So wie Madrid mit jeder Zurechtweisung neue Separatisten züchtet, so hat
auch die Uefa mit ihrem Einschreiten eine Partie eröffnet, bei der sie kaum
etwas gewinnen kann. Schon letzte Saison gab es als Reaktion nur Pfiffe,
noch mehr Estaladas und noch lautere „Independència“-Rufe nach 17 Minuten
und 14 Sekunden jedes Heimspiels (im Jahr 1714 wurde Barcelona unterworfen
und Katalonien fest in Spanien eingegliedert; nach sezessionistischem
Geschichtsverständnis begann damit sein Martyrium).
Der Verband erhöhte die Sanktion daraufhin auf 150.000 Euro, wovon 50.000
zur Bewährung ausgesetzt wurden.

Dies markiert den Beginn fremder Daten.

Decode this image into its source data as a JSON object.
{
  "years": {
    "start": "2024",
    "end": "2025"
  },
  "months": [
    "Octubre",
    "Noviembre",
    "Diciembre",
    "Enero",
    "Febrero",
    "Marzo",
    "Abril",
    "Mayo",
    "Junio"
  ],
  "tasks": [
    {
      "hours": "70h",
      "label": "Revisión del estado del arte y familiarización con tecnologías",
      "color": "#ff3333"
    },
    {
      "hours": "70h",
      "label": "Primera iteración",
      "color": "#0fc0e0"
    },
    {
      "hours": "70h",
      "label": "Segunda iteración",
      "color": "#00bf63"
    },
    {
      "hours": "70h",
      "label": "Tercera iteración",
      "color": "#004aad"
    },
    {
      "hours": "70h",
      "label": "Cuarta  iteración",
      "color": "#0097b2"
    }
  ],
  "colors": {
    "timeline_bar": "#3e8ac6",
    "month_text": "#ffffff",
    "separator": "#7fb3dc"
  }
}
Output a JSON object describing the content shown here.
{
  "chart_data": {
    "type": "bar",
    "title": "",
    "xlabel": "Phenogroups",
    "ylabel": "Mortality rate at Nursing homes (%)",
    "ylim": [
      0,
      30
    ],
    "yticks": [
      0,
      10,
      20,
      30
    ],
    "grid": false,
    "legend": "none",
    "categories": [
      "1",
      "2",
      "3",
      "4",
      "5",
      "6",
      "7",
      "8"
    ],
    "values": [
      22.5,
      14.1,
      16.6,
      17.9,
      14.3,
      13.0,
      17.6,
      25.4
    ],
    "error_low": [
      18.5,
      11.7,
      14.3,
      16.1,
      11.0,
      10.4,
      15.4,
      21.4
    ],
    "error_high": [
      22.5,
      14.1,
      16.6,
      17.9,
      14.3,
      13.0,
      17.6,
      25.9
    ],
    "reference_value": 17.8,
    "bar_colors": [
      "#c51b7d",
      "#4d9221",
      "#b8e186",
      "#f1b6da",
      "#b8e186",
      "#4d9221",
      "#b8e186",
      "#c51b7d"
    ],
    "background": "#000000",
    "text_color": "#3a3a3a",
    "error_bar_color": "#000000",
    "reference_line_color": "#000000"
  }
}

Das Ergebnis? Vor dem ersten Spiel dieser
Saison gegen Celtic Glasgow verteilten die wichtigsten
Unabhängigkeitsplattformen vor dem Camp Nou rund 30.000 Esteladas.
Die Antwort des Verbandes auf diesen Abend steht noch aus. Sie dürfte noch
härter ausfallen und könnte etwa in einer (Teil-)Sperre des Camp Nou
bestehen. Barças Argumentation, der Klub verhalte sich neutral und
toleriere lediglich eine „freie Meinungsäußerung“, die zudem Ausdruck ein…
„populären Sentiments, nicht einer politischen Botschaft“ sei, wird dadurch
nicht erleichtert, dass die Fahnenverteilung wohlwollend geduldet wurde –
und die Präsidenten von drei der vier Unabhängigkeitsplattformen auf die
Ehrentribüne des Camp Nou eingeladen waren.
## Das Referendum beeinflusst Barça
Im erhitzten Klima der letzten Jahre hat sich der Klub in der katalanischen
Sache zunehmend positioniert. Beziehungsweise: positionieren müssen. Für
ein global operierendes Unternehmen, dessen wirtschaftsaffiner Präsident
Josep Maria Bartomeu für das Jahr 2021 das Ziel von einer Milliarde Euro
Umsatz ausgibt, empfiehlt sich eher, politisch nicht greifbar zu sein. Die
zahlreichen Barça-Fans aus anderen Teilen Spaniens etwa finden die
Unabhängigkeitsbestrebungen in der Regel so überflüssig wie einen neuen
Torrekord von Real-Heros Cristiano Ronaldo.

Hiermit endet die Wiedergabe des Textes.